An Indonesian whitepaper on how payment methods can be improved has just been published. The paper was drafted through the partnership of UnPAY, a one-stop payment platform, and Tencent Research Institute. Hotspots and key payment processes in Indonesia are the main themes of the paper.
As part of ‘Venturing Out’ series, the whitepaper seeks to provide information for the Chinese payment firms that will be establishing enterprises abroad to have a deeper understanding of the financial system in Indonesia or the fourth most populous country worldwide. In October 2018, the very first published whitepaper focused on Singapore’s payment infrastructure.
Recognized as a developing economy, Indonesia is a key ASEAN member with a recorded GDP of US$1.016 trillion in 2017. By 2020, the country’s growth rate is set to achieve 5.3%. Cash remains on top as being widely used in Indonesia.

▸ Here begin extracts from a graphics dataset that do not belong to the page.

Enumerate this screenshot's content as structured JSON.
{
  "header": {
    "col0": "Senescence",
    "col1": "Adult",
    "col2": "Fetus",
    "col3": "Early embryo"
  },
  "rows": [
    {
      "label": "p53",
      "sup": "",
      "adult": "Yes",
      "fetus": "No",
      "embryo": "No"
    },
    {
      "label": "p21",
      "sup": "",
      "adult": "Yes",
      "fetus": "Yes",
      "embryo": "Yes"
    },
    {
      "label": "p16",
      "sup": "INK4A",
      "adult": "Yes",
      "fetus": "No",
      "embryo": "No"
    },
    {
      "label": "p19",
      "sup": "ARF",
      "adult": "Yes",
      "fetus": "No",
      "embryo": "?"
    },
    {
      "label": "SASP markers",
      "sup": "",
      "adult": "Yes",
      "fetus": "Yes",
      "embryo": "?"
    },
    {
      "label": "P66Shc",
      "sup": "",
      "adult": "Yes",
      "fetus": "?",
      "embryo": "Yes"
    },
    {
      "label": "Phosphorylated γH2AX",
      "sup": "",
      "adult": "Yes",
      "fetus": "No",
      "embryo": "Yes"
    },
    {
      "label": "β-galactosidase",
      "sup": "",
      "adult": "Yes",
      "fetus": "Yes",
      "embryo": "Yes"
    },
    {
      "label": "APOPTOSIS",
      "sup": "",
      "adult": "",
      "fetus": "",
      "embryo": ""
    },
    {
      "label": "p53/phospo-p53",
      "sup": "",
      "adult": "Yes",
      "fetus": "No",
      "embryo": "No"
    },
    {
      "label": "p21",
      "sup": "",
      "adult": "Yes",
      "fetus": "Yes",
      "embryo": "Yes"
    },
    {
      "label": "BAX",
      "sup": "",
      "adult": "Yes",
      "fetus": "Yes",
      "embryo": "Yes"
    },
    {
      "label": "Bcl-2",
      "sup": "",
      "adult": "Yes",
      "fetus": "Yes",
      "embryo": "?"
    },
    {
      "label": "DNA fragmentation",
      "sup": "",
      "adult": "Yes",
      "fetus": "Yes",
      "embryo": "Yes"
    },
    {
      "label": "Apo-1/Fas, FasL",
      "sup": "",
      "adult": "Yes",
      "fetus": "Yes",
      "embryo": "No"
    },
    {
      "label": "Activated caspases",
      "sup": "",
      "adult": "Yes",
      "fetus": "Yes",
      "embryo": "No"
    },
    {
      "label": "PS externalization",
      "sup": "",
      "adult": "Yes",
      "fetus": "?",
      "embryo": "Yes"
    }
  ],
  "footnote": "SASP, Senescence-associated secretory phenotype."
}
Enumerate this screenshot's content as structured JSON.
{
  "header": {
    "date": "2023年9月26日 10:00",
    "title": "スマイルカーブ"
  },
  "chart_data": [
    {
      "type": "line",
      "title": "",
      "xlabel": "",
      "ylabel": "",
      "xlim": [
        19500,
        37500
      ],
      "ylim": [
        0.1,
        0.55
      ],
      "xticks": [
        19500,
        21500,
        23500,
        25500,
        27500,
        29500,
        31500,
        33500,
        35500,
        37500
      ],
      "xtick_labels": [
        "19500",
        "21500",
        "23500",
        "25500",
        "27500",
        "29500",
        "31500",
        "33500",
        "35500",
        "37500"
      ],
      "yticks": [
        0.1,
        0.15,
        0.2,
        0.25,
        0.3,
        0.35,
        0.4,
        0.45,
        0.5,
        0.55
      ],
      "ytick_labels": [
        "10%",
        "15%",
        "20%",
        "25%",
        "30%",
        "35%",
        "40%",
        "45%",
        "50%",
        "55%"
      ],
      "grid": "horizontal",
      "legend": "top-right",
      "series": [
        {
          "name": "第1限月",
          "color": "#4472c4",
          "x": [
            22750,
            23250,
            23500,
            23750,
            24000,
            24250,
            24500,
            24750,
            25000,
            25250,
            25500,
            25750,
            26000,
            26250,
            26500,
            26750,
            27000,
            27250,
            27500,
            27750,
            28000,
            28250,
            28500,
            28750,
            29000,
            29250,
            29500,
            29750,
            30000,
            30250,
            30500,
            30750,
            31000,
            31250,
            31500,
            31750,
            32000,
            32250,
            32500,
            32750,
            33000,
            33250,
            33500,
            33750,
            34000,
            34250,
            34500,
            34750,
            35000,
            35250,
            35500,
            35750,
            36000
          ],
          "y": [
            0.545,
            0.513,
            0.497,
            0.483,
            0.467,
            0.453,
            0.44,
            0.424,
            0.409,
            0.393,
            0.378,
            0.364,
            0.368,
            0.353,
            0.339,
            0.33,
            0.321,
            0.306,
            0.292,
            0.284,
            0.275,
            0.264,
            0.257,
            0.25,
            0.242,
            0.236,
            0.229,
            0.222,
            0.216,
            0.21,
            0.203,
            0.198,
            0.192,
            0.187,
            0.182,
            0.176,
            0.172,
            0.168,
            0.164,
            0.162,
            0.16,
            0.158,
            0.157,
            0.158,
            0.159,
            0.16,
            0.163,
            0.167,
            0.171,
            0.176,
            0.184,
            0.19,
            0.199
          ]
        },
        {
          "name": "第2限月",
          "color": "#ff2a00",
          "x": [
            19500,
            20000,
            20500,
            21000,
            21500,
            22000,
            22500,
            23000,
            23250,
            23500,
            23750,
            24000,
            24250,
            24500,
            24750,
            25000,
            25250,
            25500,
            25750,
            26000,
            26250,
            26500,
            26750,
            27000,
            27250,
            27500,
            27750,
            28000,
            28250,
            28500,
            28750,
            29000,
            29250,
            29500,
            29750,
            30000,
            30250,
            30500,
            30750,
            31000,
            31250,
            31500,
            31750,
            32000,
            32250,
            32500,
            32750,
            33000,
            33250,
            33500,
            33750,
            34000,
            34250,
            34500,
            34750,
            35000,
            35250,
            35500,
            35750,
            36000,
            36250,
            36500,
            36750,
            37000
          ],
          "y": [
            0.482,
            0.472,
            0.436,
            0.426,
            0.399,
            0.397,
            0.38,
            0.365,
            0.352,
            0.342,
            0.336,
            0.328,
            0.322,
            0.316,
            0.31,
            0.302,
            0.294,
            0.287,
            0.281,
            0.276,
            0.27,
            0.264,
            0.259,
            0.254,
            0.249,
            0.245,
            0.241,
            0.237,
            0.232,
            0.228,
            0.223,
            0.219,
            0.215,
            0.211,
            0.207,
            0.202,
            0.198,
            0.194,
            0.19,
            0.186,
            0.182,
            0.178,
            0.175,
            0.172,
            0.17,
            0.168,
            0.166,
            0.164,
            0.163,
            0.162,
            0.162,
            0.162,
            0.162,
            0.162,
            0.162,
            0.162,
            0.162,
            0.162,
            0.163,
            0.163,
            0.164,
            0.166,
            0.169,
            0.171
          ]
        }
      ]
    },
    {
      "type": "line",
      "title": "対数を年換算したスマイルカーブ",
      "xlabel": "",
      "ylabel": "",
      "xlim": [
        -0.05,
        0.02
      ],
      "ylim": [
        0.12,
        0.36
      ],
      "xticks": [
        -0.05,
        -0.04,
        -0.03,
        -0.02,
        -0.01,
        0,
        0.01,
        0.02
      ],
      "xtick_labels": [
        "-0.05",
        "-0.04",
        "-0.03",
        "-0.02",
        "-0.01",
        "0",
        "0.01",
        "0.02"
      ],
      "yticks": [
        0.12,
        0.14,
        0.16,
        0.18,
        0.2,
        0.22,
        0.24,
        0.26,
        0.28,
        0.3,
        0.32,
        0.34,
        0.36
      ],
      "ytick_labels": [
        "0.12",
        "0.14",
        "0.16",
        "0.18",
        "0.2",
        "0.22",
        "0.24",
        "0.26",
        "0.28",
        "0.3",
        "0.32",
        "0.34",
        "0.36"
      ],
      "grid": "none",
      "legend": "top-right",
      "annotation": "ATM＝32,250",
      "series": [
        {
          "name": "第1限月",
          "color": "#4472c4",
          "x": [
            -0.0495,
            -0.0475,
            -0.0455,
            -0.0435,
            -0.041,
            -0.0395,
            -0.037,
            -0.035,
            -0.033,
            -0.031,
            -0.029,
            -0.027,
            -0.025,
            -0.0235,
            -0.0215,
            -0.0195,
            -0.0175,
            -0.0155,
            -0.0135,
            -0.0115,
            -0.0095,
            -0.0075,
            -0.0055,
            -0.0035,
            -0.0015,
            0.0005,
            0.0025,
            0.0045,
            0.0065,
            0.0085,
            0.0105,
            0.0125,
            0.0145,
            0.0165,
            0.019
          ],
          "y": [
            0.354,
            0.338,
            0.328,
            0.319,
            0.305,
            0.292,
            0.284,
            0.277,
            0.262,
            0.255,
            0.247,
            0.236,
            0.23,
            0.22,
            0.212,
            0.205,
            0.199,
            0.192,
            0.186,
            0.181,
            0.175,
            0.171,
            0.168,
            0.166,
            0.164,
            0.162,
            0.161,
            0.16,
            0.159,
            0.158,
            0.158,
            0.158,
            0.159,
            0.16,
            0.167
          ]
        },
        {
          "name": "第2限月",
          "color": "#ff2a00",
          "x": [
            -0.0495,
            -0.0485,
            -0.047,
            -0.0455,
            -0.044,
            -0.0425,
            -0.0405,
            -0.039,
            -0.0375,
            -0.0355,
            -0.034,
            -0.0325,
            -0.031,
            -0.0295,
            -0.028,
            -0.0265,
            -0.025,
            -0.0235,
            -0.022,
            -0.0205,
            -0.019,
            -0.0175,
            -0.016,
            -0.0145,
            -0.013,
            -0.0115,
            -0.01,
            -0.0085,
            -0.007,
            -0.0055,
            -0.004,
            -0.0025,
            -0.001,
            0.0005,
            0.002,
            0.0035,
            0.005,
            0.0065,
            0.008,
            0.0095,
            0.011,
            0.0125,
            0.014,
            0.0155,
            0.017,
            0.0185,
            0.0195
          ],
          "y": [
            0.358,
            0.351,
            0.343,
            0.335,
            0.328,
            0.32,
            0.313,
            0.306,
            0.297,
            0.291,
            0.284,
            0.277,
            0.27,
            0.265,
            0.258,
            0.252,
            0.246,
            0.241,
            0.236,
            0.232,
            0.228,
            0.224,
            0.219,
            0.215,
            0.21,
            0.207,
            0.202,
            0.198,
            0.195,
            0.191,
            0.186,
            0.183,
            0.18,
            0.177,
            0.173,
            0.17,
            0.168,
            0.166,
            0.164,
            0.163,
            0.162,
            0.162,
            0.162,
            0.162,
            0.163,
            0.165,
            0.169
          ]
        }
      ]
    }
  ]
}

It has a low rate of 34% with regard to the use of traditional bank accounts.
With its untapped potential market, Indonesia has an attractive financial industry for promoting digital payments in the country.
To have easy access to the Indonesian payment firms, a comprehensive license access system should be secured by a foreign provider. This is both regulated by the Central Bank of Indonesia and Otoritas Jasa Keuangan, the two notable financial and payment transaction service agencies.
Payment services are grouped as front-end and back-end. The front-end services involve firms that directly transact with the clients, including acquirers, payment gateway operators, and e-wallets.
The back-end parties have no direct interaction with the customers such as card firms, clearing houses, and final settlement departments. For all applicants, they are only allowed to transact in only one of these two categories. However, applying for several licenses in one category is acceptable.
Indonesia’s payment infrastructure has three methods such as card payments, peer-to-peer (PTP), and digital money. The card payment type is solely limited to using credit cards, ATM cards or debit cards. PTP regulations enable the transfer or payment gateway services and e-wallet service providers. However, payment service providers (PSPs) are discouraged in using virtual currencies when making PTP payments.
In the use of the digital money quota management, those who are unregistered can be allowed up to 2 million rupiahs while the registered users are provided 10 million rupiahs in wallet limits. Each month, the online trading limit is only 20 million rupiahs.
On December 21 of the previous year, about 34 Indonesian institutions had earned e-money business licenses. The market major players were T Cash, GoPay, PayPro, and OVO.
For an improved cohesiveness and reliable payment structure, the Central Bank of Indonesia has created a national payment gateway (GPN) in incorporating the fragmented payment solutions.
The GPN works as a unified and interconnected clearing network that integrates all Indonesian payment platforms such as ATMs, POS, payment gateways and e-payment approaches such as credit and debit cards.
Still, in the pipeline, the Central Bank of Indonesia will be creating a unified QR code payment system infrastructure to promote interoperability and more secure payments.